Despite protests from clergy and unions, Danes will now take one day less off. Indeed, the Copenhagen parliament approved the abolition of the Day of Great Prayer, a centuries-old religious holiday that the government decided to sacrifice in the name of the arms race and the war in Ukraine. Yes, because with this public holiday ban the executive led by Social Democrat Mette Frederiksen expects to save 400 million euros. It will be used to buy weapons.

The abolished feast coincides with the promavera (May 5, 2023) and is called “bededag shop”, which roughly means “day of great prayer” in Danish. It was founded over 330 years ago to condense several Catholic holidays into a single day, and has since become a fixed appointment for the Church of Denmark with its Lutheran evangelical inspiration, a state church: it is funded by the public coffers, and the administration is dominated by bishops, monarch, government and parliament. sees participation.

By eliminating this holiday from 2024, Denmark will save about 400m euros, a figure that will be invested in the military sector to meet NATO’s military spending target of 2% of GDP by 2030, according to the executive’s calculations. It is set for 2033, but the war in Ukraine hastened the Alliance’s duration and Denmark was forced to reconsider its plans. Hence, the sacrifice of the day off.

The initiative not only provoked strong opposition from the Danish Church: In early February, around 50,000 demonstrators gathered outside parliament in Copenhagen to protest the plan.
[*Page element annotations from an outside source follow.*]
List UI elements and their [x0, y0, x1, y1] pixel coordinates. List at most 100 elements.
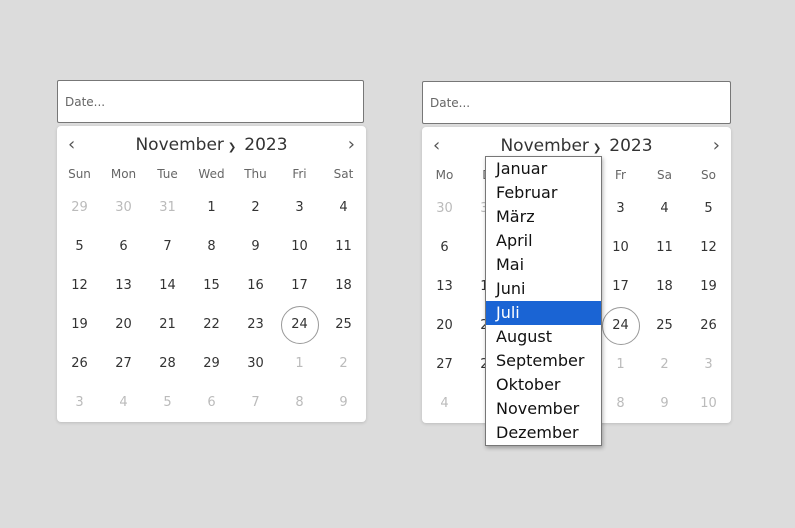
day-cell[interactable]: 5: [58, 227, 102, 266]
year-label[interactable]: 2023: [609, 136, 652, 156]
day-number: 3: [616, 201, 625, 216]
day-cell[interactable]: 17: [599, 267, 643, 306]
day-cell[interactable]: 2: [643, 345, 687, 384]
day-number: 30: [436, 201, 453, 216]
day-cell[interactable]: 9: [234, 227, 278, 266]
day-cell[interactable]: 10: [599, 228, 643, 267]
day-cell[interactable]: 22: [190, 305, 234, 344]
day-cell[interactable]: 27: [102, 344, 146, 383]
month-option[interactable]: Januar: [486, 157, 601, 181]
day-cell[interactable]: 12: [687, 228, 731, 267]
day-cell[interactable]: 19: [687, 267, 731, 306]
day-cell[interactable]: 16: [234, 266, 278, 305]
day-cell[interactable]: 9: [322, 383, 366, 422]
day-cell[interactable]: 30: [102, 188, 146, 227]
day-cell[interactable]: 3: [278, 188, 322, 227]
month-option[interactable]: August: [486, 325, 601, 349]
chevron-right-icon[interactable]: ›: [713, 135, 720, 156]
day-cell[interactable]: 20: [102, 305, 146, 344]
day-cell[interactable]: 14: [146, 266, 190, 305]
month-option[interactable]: Dezember: [486, 421, 601, 445]
day-cell[interactable]: 18: [643, 267, 687, 306]
day-cell[interactable]: 28: [146, 344, 190, 383]
day-cell[interactable]: 3: [599, 189, 643, 228]
weekday-header: Thu: [244, 167, 267, 181]
year-label[interactable]: 2023: [244, 135, 287, 155]
day-cell[interactable]: 3: [687, 345, 731, 384]
chevron-right-icon[interactable]: ›: [348, 134, 355, 155]
month-select[interactable]: November ❯: [500, 136, 601, 156]
day-cell[interactable]: 6: [190, 383, 234, 422]
day-cell[interactable]: 27: [423, 345, 467, 384]
month-select[interactable]: November ❯: [135, 135, 236, 155]
day-cell[interactable]: 12: [58, 266, 102, 305]
day-cell[interactable]: 8: [599, 384, 643, 423]
day-cell[interactable]: 1: [599, 345, 643, 384]
day-cell[interactable]: 13: [102, 266, 146, 305]
weekday-header: So: [701, 168, 716, 182]
day-cell[interactable]: 11: [643, 228, 687, 267]
day-cell[interactable]: 6: [102, 227, 146, 266]
day-number: 11: [656, 240, 673, 255]
day-cell[interactable]: 19: [58, 305, 102, 344]
day-number: 9: [251, 239, 260, 254]
day-cell[interactable]: 15: [190, 266, 234, 305]
day-cell[interactable]: 23: [234, 305, 278, 344]
day-number: 29: [71, 200, 88, 215]
day-cell-today[interactable]: 24: [278, 305, 322, 344]
month-option[interactable]: März: [486, 205, 601, 229]
day-cell[interactable]: 18: [322, 266, 366, 305]
day-cell[interactable]: 4: [423, 384, 467, 423]
day-cell[interactable]: 25: [322, 305, 366, 344]
day-cell[interactable]: 11: [322, 227, 366, 266]
day-cell[interactable]: 30: [234, 344, 278, 383]
day-cell[interactable]: 7: [234, 383, 278, 422]
weekday-header: Wed: [198, 167, 225, 181]
day-cell[interactable]: 8: [190, 227, 234, 266]
day-cell[interactable]: 9: [643, 384, 687, 423]
month-option[interactable]: November: [486, 397, 601, 421]
day-cell[interactable]: 5: [687, 189, 731, 228]
day-cell[interactable]: 6: [423, 228, 467, 267]
day-cell[interactable]: 1: [190, 188, 234, 227]
day-cell[interactable]: 5: [146, 383, 190, 422]
day-cell[interactable]: 17: [278, 266, 322, 305]
day-cell[interactable]: 4: [643, 189, 687, 228]
day-cell[interactable]: 2: [322, 344, 366, 383]
weekday-header: Sat: [333, 167, 354, 181]
day-cell[interactable]: 8: [278, 383, 322, 422]
day-cell[interactable]: 26: [687, 306, 731, 345]
date-input-right[interactable]: Date...: [422, 81, 731, 124]
weekday-header: Sa: [657, 168, 672, 182]
day-cell[interactable]: 31: [146, 188, 190, 227]
day-cell[interactable]: 29: [190, 344, 234, 383]
day-cell[interactable]: 21: [146, 305, 190, 344]
day-cell[interactable]: 20: [423, 306, 467, 345]
day-cell[interactable]: 29: [58, 188, 102, 227]
day-number: 22: [203, 317, 220, 332]
day-cell[interactable]: 30: [423, 189, 467, 228]
day-cell[interactable]: 25: [643, 306, 687, 345]
day-cell[interactable]: 4: [322, 188, 366, 227]
day-cell[interactable]: 10: [278, 227, 322, 266]
date-input-left[interactable]: Date...: [57, 80, 364, 123]
day-cell[interactable]: 4: [102, 383, 146, 422]
day-cell[interactable]: 1: [278, 344, 322, 383]
month-dropdown-list[interactable]: Januar Februar März April Mai Juni Juli August S…: [485, 156, 602, 446]
month-option[interactable]: April: [486, 229, 601, 253]
month-option[interactable]: Februar: [486, 181, 601, 205]
month-option[interactable]: Juni: [486, 277, 601, 301]
month-option[interactable]: Juli: [486, 301, 601, 325]
day-number: 27: [436, 357, 453, 372]
month-option[interactable]: Oktober: [486, 373, 601, 397]
day-cell[interactable]: 13: [423, 267, 467, 306]
month-option[interactable]: September: [486, 349, 601, 373]
day-cell[interactable]: 7: [146, 227, 190, 266]
weekday-header: Tue: [157, 167, 178, 181]
day-cell-today[interactable]: 24: [599, 306, 643, 345]
day-cell[interactable]: 3: [58, 383, 102, 422]
day-cell[interactable]: 10: [687, 384, 731, 423]
day-cell[interactable]: 26: [58, 344, 102, 383]
day-cell[interactable]: 2: [234, 188, 278, 227]
month-option[interactable]: Mai: [486, 253, 601, 277]
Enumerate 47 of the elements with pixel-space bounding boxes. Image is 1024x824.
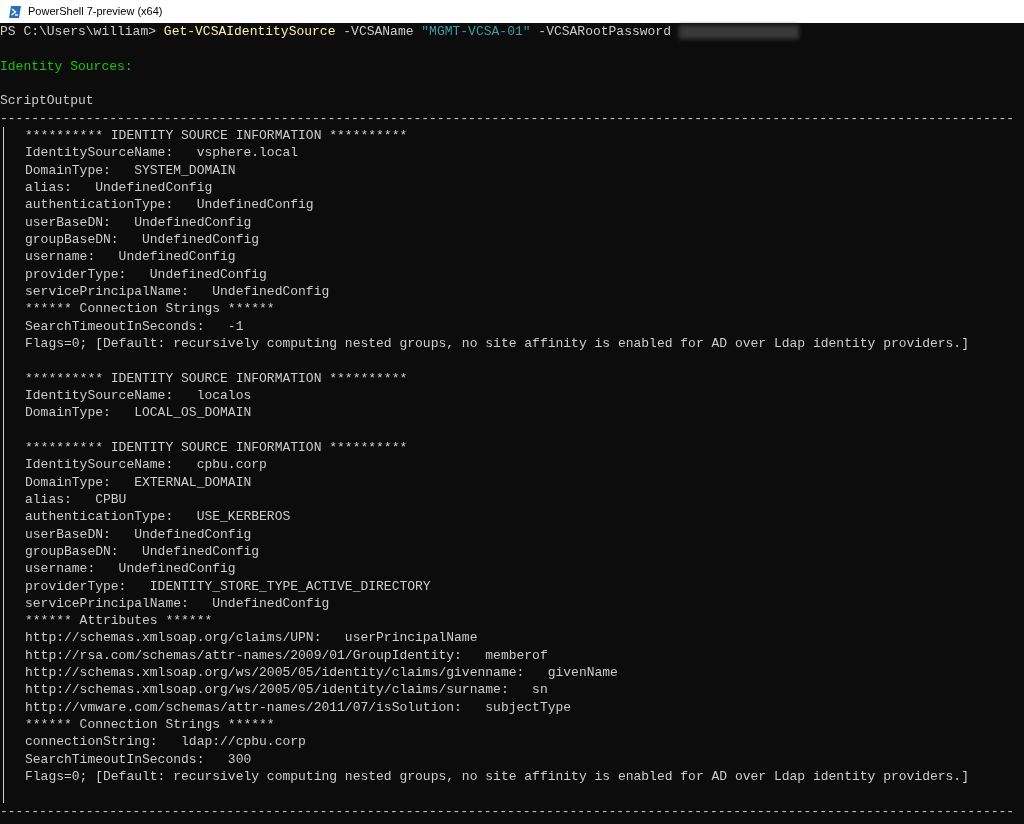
output-line: DomainType: EXTERNAL_DOMAIN bbox=[25, 474, 252, 490]
output-line: groupBaseDN: UndefinedConfig bbox=[25, 231, 260, 247]
output-line: alias: CPBU bbox=[25, 491, 127, 507]
output-line: IdentitySourceName: localos bbox=[25, 387, 252, 403]
output-line: connectionString: ldap://cpbu.corp bbox=[25, 734, 306, 750]
output-heading: Identity Sources: bbox=[0, 58, 133, 74]
output-line: http://vmware.com/schemas/attr-names/2011/07/isSolution: subjectType bbox=[25, 699, 572, 715]
output-line: http://rsa.com/schemas/attr-names/2009/01/GroupIdentity: memberof bbox=[25, 647, 548, 663]
output-line: http://schemas.xmlsoap.org/ws/2005/05/identity/claims/surname: sn bbox=[25, 682, 548, 698]
output-line: ********** IDENTITY SOURCE INFORMATION ********** bbox=[25, 370, 408, 386]
command-parameter: -VCSAName bbox=[343, 24, 414, 39]
output-line: Flags=0; [Default: recursively computing nested groups, no site affinity is enabled for AD over Ldap identity providers.] bbox=[25, 769, 969, 785]
output-line: ********** IDENTITY SOURCE INFORMATION ********** bbox=[25, 439, 408, 455]
output-line: ****** Attributes ****** bbox=[25, 613, 213, 629]
output-line: IdentitySourceName: cpbu.corp bbox=[25, 457, 267, 473]
output-line: SearchTimeoutInSeconds: 300 bbox=[25, 751, 252, 767]
output-line: authenticationType: UndefinedConfig bbox=[25, 197, 314, 213]
output-line: groupBaseDN: UndefinedConfig bbox=[25, 543, 260, 559]
output-line: servicePrincipalName: UndefinedConfig bbox=[25, 595, 330, 611]
output-line: userBaseDN: UndefinedConfig bbox=[25, 526, 252, 542]
output-line: ****** Connection Strings ****** bbox=[25, 301, 275, 317]
output-line: username: UndefinedConfig bbox=[25, 249, 236, 265]
output-line: alias: UndefinedConfig bbox=[25, 179, 213, 195]
output-line: providerType: IDENTITY_STORE_TYPE_ACTIVE_DIRECTORY bbox=[25, 578, 431, 594]
terminal-icon bbox=[8, 4, 22, 19]
output-line: username: UndefinedConfig bbox=[25, 561, 236, 577]
separator-line: ---------------------------------------------------------------------------------------------------------------------------------- bbox=[0, 110, 1015, 126]
output-line: IdentitySourceName: vsphere.local bbox=[25, 145, 299, 161]
string-argument: "MGMT-VCSA-01" bbox=[421, 24, 531, 39]
output-line: SearchTimeoutInSeconds: -1 bbox=[25, 318, 244, 334]
separator-line: ---------------------------------------------------------------------------------------------------------------------------------- bbox=[0, 803, 1015, 819]
output-line: servicePrincipalName: UndefinedConfig bbox=[25, 283, 330, 299]
output-line: ********** IDENTITY SOURCE INFORMATION ********** bbox=[25, 127, 408, 143]
output-line: DomainType: LOCAL_OS_DOMAIN bbox=[25, 405, 252, 421]
output-line: providerType: UndefinedConfig bbox=[25, 266, 267, 282]
window-title: PowerShell 7-preview (x64) bbox=[28, 4, 163, 20]
output-line: DomainType: SYSTEM_DOMAIN bbox=[25, 162, 236, 178]
prompt-path: PS C:\Users\william> bbox=[0, 24, 158, 39]
output-line: Flags=0; [Default: recursively computing nested groups, no site affinity is enabled for AD over Ldap identity providers.] bbox=[25, 335, 969, 351]
command-parameter: -VCSARootPassword bbox=[538, 24, 671, 39]
output-line: userBaseDN: UndefinedConfig bbox=[25, 214, 252, 230]
output-line: authenticationType: USE_KERBEROS bbox=[25, 509, 291, 525]
command-name: Get-VCSAIdentitySource bbox=[163, 24, 336, 39]
output-line: http://schemas.xmlsoap.org/ws/2005/05/identity/claims/givenname: givenName bbox=[25, 665, 618, 681]
output-label: ScriptOutput bbox=[0, 93, 94, 109]
output-line: http://schemas.xmlsoap.org/claims/UPN: userPrincipalName bbox=[25, 630, 478, 646]
output-line: ****** Connection Strings ****** bbox=[25, 717, 275, 733]
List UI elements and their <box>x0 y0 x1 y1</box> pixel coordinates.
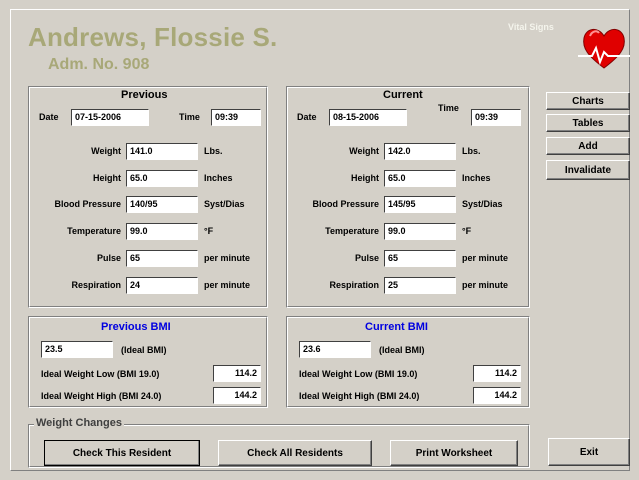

Lizette Risgaard, head of the Danish trade union confederation FH, told Euronews that the abolition of the public holiday was a “unilateral reduction in workers’ benefits” and enriched employers who received extra working days. In addition, many employees who work on public holidays, such as nurses and doctors, emergency services, sales personnel in stores, or those working in the hospitality and tourism industries, will often lose the pay rise they expected. “I don’t think it’s a problem to have to work an extra day,” replied Prime Minister Frederiksen.